Пять длинных столовых гор образуют между собой проемы или каньоны, или, как их здесь называют, арройос; некоторые из них глубиною в сотни футов, и в каждом каньоне дно покрыто гравием и остатками когда-то протекавшей здесь лавы, в каждом каньоне под сенью густых деревьев стоит полумрак и тишина. Еще при зарождении нового города планировщики поняли, что в каньонах нельзя поселить людей, зато лучшего места для особо секретной работы, пожалуй, и не найти. Центральную гору избрали для постройки этого города из-за ее уединенности, но и эта уединенность оказалась недостаточной для некоторого рода работ, которые предстояло выполнить местным обитателям; такие работы было необходимо вынести за пределы даже этого города.
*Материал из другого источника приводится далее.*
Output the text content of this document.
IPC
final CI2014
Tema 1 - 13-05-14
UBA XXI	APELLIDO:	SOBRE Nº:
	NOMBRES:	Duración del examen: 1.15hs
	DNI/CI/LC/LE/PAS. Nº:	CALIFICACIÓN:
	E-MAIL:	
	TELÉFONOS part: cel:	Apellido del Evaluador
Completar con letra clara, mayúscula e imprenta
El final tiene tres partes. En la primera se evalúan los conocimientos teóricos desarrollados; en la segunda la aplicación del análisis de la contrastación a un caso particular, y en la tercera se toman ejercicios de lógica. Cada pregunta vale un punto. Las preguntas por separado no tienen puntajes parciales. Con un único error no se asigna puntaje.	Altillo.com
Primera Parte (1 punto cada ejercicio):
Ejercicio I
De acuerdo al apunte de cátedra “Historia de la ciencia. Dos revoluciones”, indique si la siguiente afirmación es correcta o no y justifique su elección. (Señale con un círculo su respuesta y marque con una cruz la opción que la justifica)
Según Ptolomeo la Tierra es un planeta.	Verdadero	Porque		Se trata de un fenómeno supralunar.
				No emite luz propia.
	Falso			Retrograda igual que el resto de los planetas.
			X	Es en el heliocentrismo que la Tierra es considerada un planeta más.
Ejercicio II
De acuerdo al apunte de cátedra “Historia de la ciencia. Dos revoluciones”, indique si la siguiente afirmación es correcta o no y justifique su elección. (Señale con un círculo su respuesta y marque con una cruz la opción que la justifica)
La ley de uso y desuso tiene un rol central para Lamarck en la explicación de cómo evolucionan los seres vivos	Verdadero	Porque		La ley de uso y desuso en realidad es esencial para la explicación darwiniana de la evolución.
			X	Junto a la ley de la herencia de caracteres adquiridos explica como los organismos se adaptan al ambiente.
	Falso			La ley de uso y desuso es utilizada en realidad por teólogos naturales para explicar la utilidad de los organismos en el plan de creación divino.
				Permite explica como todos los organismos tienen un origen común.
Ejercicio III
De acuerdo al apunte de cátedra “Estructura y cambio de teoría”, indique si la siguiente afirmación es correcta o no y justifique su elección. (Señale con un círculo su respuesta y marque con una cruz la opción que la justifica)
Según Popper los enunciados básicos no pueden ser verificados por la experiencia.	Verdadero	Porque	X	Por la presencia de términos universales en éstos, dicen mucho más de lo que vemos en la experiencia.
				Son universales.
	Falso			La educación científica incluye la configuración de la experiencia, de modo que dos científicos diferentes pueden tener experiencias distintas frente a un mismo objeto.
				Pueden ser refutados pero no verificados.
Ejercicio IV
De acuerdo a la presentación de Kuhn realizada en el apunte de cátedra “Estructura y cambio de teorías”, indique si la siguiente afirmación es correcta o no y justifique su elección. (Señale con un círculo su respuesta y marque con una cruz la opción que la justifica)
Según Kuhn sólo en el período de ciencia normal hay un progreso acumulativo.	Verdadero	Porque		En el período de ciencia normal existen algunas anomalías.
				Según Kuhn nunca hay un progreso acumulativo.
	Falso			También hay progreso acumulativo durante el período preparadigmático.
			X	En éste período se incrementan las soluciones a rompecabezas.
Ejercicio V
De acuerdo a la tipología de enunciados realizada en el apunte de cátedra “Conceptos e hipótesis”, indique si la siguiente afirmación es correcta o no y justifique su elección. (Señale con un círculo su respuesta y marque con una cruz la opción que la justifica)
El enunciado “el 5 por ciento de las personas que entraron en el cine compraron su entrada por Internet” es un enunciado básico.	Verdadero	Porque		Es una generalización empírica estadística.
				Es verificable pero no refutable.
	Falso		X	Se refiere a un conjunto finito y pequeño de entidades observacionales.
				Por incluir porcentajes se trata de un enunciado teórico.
Дорога налево от шоссе существует давно, еще с тех пор, когда эта пустынная местность привлекала только туристов и влюбленных да всякого рода чудаков, склонных к созерцанию; она спускается с плато центральной горы и ведет сквозь чащу деревьев на дно одного из каньонов, где почва не слишком бугристая и не загромождена скалами. Пока на плато развертывалось большое строительство, здесь расчистили от деревьев поляну, а на поляне выстроили здание. С виду оно ничем не выделялось, не наводило на мысль о каком-то особом назначении и могло привлечь внимание лишь потому, что от самого сотворения мира это, по всей вероятности, была первая постройка в каньоне. Если здесь что и было, то даже от развалин не осталось и следа. Только одно это здание и стояло в каньоне. Выстроенное из бетонных блоков и дерева, оно было сорока футов в ширину и пятидесяти в длину; одна его сторона вплотную примыкала к стене каньона, а на противоположной стороне, перед единственной дверью было небольшое крыльцо со ступеньками. Местоположение участка, связанного с городом только проселочной дорогой в несколько миль длиной, представляло значительные трудности для строителей, но строители преодолели эти трудности. Они исправили дорогу и сделали ее вполне проходимой для грузовых машин, подвозивших строительные материалы. Вскоре грузовики стали привозить письменные столы, пишущие машинки и конторские шкафы, длинные лабораторные столы и разное техническое оборудование, в том числе множество измерительных приборов и ящиков с различными шкалами. А немного погодя джипы и военные машины, снующие по дороге взад и вперед, стали совсем привычным зрелищем, хотя видели его только те, кто сидел в этих машинах.

Каждое утро в каньон с промежутками в пятнадцать минут прибывали машины — по одиночке, по две, а то и по три или по четыре. Водители и пассажиры выходили из машин, подымались по ступенькам и исчезали за дверью. Часто они привозили с собой еду и не выходили из здания до конца дня. Нередко они приезжали к вечеру, и тогда окна бетонного здания ярко светились до десяти или одиннадцати часов, иной раз — до часу-двух ночи, а бывало, что и до самого утра. Иногда дверь открывалась и кто-нибудь выходил постоять на крыльце или спускался на поляну, курил, глядел вверх на сосны и осины или лениво перебрасывался двумя-тремя фразами с одним из солдат, днем и ночью дежурящих возле двери.

На дне каньона стояла такая же тишь, как и в прежние времена, когда здесь не было этого здания. Работа, происходившая внутри, не сопровождалась никаким особым шумом. Только иногда, зимою, когда деревья мерзли под мелко сеявшимся снегом, в стенах каньона отдавалось слабое эхо от скрежета металла по металлу да время от времени какой-то неясный прерывистый звук подымался до истерического визга, падал до глухого бормотания, потом снова становился громче, потом опять тише и внезапно обрывался. Но в другие времена года густая листва деревьев и щебетанье птиц заглушали даже самые обычные звуки — голоса, стук пишущей машинки, скрип открываемой двери.